L’affrontement des lobbies
Arrivée sur le marché depuis une décennie à peine, la cigarette électronique est devenue un véritable phénomène de mode qui supplante les produits de substitution nicotinique et représente déjà un danger sérieux pour le lobby du tabac. Philip Morris a bien pris conscience de cette menace asymétrique : le géant américain de la cigarette traditionnelle est sur le point de faire voter des lois outre atlantique qui signent la mort annoncée de cette concurrence si dangereuse. En France aussi, la loi parait désormais évoluer dans un sens plus contraignant pour l’e-cigarette. Mais le véritable enjeu reste au niveau des instances européennes : si le Parlement vient tout juste de voter le maintien en vente libre de la cigarette électronique, écartant l’option défendue par le lobby de la pharmacie, les lobbies du tabac restent mobilisés pour influer sur les décisions imminentes de la Commission. Quel sera l’issue de ce combat aux répercussions économiques considérables ?
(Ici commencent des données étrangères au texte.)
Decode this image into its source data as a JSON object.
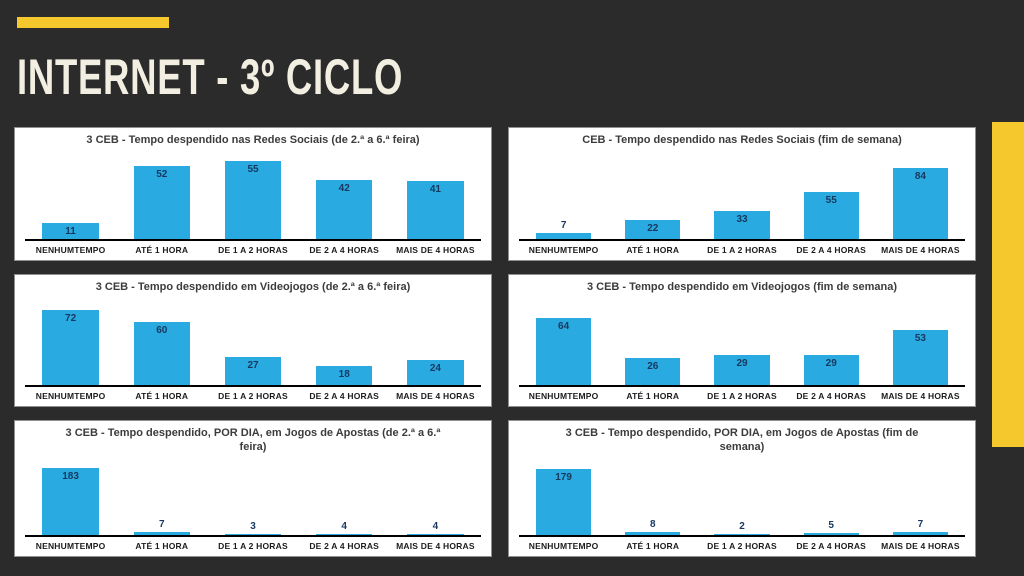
{
  "slide": {
    "title": "INTERNET - 3º CICLO",
    "background_color": "#2B2B2B",
    "accent_color": "#F5C82E",
    "title_color": "#F2EFE2"
  },
  "chart_style": {
    "bar_color": "#29ABE2",
    "value_label_color": "#17375E",
    "chart_title_color": "#3C3C3C",
    "category_label_color": "#1C1C1C",
    "panel_background": "#FFFFFF",
    "axis_color": "#000000"
  },
  "chart_data": [
    {
      "type": "bar",
      "title": "3 CEB - Tempo despendido nas Redes Sociais (de 2.ª a 6.ª feira)",
      "categories": [
        "NENHUMTEMPO",
        "ATÉ 1 HORA",
        "DE 1 A 2 HORAS",
        "DE 2 A 4 HORAS",
        "MAIS DE 4 HORAS"
      ],
      "values": [
        11,
        52,
        55,
        42,
        41
      ],
      "ylim": [
        0,
        60
      ],
      "xlabel": "",
      "ylabel": "",
      "grid": false,
      "legend": "none",
      "data_labels": true
    },
    {
      "type": "bar",
      "title": "CEB - Tempo despendido nas Redes Sociais (fim de semana)",
      "categories": [
        "NENHUMTEMPO",
        "ATÉ 1 HORA",
        "DE 1 A 2 HORAS",
        "DE 2 A 4 HORAS",
        "MAIS DE 4 HORAS"
      ],
      "values": [
        7,
        22,
        33,
        55,
        84
      ],
      "ylim": [
        0,
        100
      ],
      "xlabel": "",
      "ylabel": "",
      "grid": false,
      "legend": "none",
      "data_labels": true
    },
    {
      "type": "bar",
      "title": "3 CEB - Tempo despendido em Videojogos (de 2.ª a 6.ª feira)",
      "categories": [
        "NENHUMTEMPO",
        "ATÉ 1 HORA",
        "DE 1 A 2 HORAS",
        "DE 2 A 4 HORAS",
        "MAIS DE 4 HORAS"
      ],
      "values": [
        72,
        60,
        27,
        18,
        24
      ],
      "ylim": [
        0,
        80
      ],
      "xlabel": "",
      "ylabel": "",
      "grid": false,
      "legend": "none",
      "data_labels": true
    },
    {
      "type": "bar",
      "title": "3 CEB - Tempo despendido em Videojogos (fim de semana)",
      "categories": [
        "NENHUMTEMPO",
        "ATÉ 1 HORA",
        "DE 1 A 2 HORAS",
        "DE 2 A 4 HORAS",
        "MAIS DE 4 HORAS"
      ],
      "values": [
        64,
        26,
        29,
        29,
        53
      ],
      "ylim": [
        0,
        80
      ],
      "xlabel": "",
      "ylabel": "",
      "grid": false,
      "legend": "none",
      "data_labels": true
    },
    {
      "type": "bar",
      "title": "3 CEB - Tempo despendido, POR DIA, em Jogos de Apostas (de 2.ª a 6.ª feira)",
      "categories": [
        "NENHUMTEMPO",
        "ATÉ 1 HORA",
        "DE 1 A 2 HORAS",
        "DE 2 A 4 HORAS",
        "MAIS DE 4 HORAS"
      ],
      "values": [
        183,
        7,
        3,
        4,
        4
      ],
      "ylim": [
        0,
        200
      ],
      "xlabel": "",
      "ylabel": "",
      "grid": false,
      "legend": "none",
      "data_labels": true
    },
    {
      "type": "bar",
      "title": "3 CEB - Tempo despendido, POR DIA, em Jogos de Apostas (fim de semana)",
      "categories": [
        "NENHUMTEMPO",
        "ATÉ 1 HORA",
        "DE 1 A 2 HORAS",
        "DE 2 A 4 HORAS",
        "MAIS DE 4 HORAS"
      ],
      "values": [
        179,
        8,
        2,
        5,
        7
      ],
      "ylim": [
        0,
        200
      ],
      "xlabel": "",
      "ylabel": "",
      "grid": false,
      "legend": "none",
      "data_labels": true
    }
  ]
}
L’e-cigarette s’est rapidement imposée comme un produit très attractif et rentable. Les ventes augmentent en France de façon exponentielle comme en atteste la progression du chiffre d’affaires de 40 millions d’euros en 2012 à 200 millions d’euros fin 2013, soit une augmentation mensuelle moyenne de 15%. Celui-ci dépasse déjà le CA annuel des produits de sevrage nicotinique (100 millions d’euros) et pourrait concurrencer, à plus long terme, le marché de la cigarette classique (15 milliards d’euros) dont les ventes diminuent avec l’augmentation du prix du paquet, qui a doublé en 10 ans. Sur le marché du travail français, le commerce de l’e-cigarette a généré plus de 2000 emplois en une dizaine d’année. Rien d’étonnant dans ces conditions à ce que nos 27 000 bureaux de tabac hexagonaux veuillent obtenir le monopole sur cet article qu’ils considèrent comme un produit « comparable aux cigarettes classiques » puisqu’il délivre de la nicotine à son utilisateur. Cependant, les 600 revendeurs français d’e-cigarettes espèrent bien continuer à en assurer la vente quasi exclusive. Les pharmacies considèrent, de leur côté, qu’elles devraient bénéficier du monopole de vente sur ce produit de substitution nicotinique et entendent donc faire modifier la loi qui leur interdit actuellement de vendre des produits de sevrage dont le taux de nicotine est inférieur à 20 mg/l. Ainsi, tout l’enjeu réside dans le pouvoir d’influer sur le législateur pour que le statut de l’e-cigarette soit clairement défini : produit de consommation courant, substitut à la nicotine ou produit assimilé au tabac.
Le cas d’école américain
Aux Etats-Unis, les groupes producteurs de cigarettes s’efforcent de faire évoluer la législation pour que l’e-cigarette soit rapidement considérée comme pur produit du tabac. La Federal Drugs Administration (FDA) serait alors en mesure de règlementer tout l’environnement de l’e-cigarette : nouvelles taxes sur le produit, contraintes administratives et financières pour effectuer les tests et contrôles qualité, restrictions en matière de publicité ou d’emballage, suppression de saveurs jugées addictives, réorganisation du réseau de distribution, interdiction de la vente sur internet, etc … Autant de barrières au développement naturel du marché qui permettraient, paradoxalement, de faire tomber l'industrie de la cigarette électronique entre les mains des cigarettiers, seuls entreprises financièrement capables de s’adapter sans délais à ce nouveau cadre légal. Les récentes acquisitions de sociétés d'e-cigarettes par certains grands groupes de tabac américains semblent corroborer cette analyse. Seules résistent les associations de consommateurs et quelques professionnels qui tentent de faire comprendre aux autorités américaines qu'un cadre légal trop restrictif signerait la mort du seul produit aujourd'hui capable de faire reculer les ravages du tabagisme dans le pays...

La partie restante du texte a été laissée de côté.